To resolve this, they show that the following steps (in the figure below) can be applied to any matrix that can be decomposed as Normal Plus Low-Rank (NPLR). A NPLR representation means that it can be expressed as the sum of a normal and low-rank matrix. A matrix is normal if it commutes with its conjugate transpose, i.e
\[\bA^* \bA = \bA \bA^*.\]Understanding the specifics of each of these steps is currently above my pay grade, but I will update this page again in the event that I receive enlightenment someday.
The authors then proved that all HiPPO matrices have a NPLR representation, and concludes with a theorem that states that \(\oK\) can be computed using only \(\tilde{O}(N + L)\) operations and \(O(N + L)\) space.
They then showed that this setup results in state-of-the-art performance on many tasks with long-range dependencies, outperforming Transformers and its variants.
Most Glaring Deficiency
In many ways, the S4 model feels reminiscent of a RNN, except it uses a HiPPO matrix for updating its hidden state, which gives rise to opportunities for speedups which is the main focus of this paper.
In this manner, would a traditional RNN approach have performed just as well if the matrix for updating the hidden state was also the HiPPO matrix?

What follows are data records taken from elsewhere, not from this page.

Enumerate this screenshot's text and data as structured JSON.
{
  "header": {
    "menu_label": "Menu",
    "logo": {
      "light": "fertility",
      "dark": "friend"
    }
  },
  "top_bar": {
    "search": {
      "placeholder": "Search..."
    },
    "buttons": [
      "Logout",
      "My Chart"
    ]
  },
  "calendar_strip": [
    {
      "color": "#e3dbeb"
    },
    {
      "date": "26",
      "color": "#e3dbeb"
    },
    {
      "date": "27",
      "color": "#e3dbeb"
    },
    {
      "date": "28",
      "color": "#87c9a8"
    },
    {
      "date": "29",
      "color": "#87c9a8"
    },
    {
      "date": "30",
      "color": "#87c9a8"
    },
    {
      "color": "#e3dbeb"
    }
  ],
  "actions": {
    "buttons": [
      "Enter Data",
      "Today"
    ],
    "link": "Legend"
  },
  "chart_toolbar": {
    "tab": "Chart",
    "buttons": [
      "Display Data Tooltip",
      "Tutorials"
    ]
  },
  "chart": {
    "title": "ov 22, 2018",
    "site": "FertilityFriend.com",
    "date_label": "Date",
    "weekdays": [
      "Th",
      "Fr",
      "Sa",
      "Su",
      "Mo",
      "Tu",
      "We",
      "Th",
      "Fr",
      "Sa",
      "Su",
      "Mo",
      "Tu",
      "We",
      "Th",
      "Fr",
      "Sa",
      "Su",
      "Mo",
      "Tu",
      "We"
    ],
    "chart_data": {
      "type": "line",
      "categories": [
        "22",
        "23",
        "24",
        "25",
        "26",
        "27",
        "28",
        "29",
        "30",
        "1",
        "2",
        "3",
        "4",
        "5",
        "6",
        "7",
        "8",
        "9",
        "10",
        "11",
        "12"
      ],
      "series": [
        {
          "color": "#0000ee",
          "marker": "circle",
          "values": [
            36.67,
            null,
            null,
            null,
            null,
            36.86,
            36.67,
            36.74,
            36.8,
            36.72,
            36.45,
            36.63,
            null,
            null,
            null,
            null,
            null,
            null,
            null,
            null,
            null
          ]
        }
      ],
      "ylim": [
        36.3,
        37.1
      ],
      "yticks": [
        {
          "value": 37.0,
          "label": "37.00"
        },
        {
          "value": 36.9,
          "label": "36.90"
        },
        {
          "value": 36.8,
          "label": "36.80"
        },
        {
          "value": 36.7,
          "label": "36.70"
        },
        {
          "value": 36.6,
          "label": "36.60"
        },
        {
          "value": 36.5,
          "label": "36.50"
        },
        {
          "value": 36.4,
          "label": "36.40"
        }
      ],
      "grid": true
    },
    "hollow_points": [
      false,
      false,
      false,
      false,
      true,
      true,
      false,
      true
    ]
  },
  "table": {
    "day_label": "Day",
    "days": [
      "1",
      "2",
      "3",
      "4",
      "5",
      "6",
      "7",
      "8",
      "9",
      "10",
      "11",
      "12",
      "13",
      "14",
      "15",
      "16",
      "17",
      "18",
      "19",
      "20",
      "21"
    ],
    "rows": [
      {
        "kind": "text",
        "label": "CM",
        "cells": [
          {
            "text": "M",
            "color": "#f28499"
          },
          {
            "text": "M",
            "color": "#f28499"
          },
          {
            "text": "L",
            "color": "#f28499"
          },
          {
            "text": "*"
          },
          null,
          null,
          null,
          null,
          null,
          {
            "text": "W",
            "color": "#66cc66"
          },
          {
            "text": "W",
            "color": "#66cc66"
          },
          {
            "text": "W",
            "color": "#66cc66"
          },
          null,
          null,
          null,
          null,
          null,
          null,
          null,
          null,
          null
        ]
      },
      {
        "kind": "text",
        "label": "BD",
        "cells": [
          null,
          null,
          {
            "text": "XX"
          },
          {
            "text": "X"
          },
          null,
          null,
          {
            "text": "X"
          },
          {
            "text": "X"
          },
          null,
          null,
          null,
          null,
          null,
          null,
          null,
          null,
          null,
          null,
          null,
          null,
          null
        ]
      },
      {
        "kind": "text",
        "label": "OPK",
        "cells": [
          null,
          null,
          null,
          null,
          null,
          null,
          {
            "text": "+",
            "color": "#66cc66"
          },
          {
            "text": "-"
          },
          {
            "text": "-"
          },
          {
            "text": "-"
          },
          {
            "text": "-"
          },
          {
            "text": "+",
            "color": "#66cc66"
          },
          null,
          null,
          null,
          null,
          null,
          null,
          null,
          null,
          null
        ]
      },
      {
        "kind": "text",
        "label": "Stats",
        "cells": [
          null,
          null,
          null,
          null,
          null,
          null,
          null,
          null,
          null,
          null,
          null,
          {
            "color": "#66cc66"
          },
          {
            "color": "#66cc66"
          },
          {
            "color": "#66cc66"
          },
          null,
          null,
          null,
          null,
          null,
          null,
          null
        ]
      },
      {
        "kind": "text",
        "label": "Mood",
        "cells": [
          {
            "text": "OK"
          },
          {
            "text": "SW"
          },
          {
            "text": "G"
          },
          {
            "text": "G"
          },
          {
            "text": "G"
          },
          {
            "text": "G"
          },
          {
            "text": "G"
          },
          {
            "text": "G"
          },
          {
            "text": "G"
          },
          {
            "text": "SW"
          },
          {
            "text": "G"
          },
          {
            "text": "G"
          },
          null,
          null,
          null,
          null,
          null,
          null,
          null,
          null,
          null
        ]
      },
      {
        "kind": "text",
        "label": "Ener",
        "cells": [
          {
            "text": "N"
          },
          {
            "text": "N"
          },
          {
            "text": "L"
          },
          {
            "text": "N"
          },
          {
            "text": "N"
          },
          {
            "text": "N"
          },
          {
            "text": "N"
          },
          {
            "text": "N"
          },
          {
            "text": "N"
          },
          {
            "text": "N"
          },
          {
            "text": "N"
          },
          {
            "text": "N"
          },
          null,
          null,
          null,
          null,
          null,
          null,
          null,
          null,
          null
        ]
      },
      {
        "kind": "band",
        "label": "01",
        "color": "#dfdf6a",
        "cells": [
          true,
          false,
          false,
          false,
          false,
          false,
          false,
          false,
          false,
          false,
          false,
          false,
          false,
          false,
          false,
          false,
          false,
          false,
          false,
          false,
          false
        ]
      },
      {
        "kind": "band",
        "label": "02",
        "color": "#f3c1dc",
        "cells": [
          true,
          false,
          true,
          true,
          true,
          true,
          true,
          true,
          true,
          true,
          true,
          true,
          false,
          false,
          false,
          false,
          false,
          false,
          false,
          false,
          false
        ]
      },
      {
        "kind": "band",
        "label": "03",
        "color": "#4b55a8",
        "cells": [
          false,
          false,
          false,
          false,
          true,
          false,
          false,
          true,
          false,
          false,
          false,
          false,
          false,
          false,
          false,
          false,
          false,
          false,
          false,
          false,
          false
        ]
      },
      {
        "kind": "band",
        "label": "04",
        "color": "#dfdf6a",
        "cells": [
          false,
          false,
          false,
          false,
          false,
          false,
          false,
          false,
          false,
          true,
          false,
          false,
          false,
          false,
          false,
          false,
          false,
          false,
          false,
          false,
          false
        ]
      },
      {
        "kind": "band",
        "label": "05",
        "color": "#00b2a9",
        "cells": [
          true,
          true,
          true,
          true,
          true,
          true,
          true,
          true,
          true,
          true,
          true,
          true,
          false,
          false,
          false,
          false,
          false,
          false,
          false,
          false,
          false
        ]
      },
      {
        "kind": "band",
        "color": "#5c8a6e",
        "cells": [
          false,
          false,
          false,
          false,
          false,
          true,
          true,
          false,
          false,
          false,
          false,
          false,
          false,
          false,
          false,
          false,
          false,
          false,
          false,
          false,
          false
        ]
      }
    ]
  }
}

This was a question that could have been answered.
It was unclear to me intuitively how the conceptually simple S4 model is somehow capable of capturing long-range dependencies, which plagues regular RNNs. Admittedly this may have been addressed more in-depth in the previous HiPPO paper, but it would make the paper even better if they included some hypotheses on why it works well.
Conclusions for Future Work
This paper showed that state space sequence models can be a viable technique for capturing long-range dependencies in sequential data, by employing a variety of tricks. This technique could inspire future applications that require such capabilities.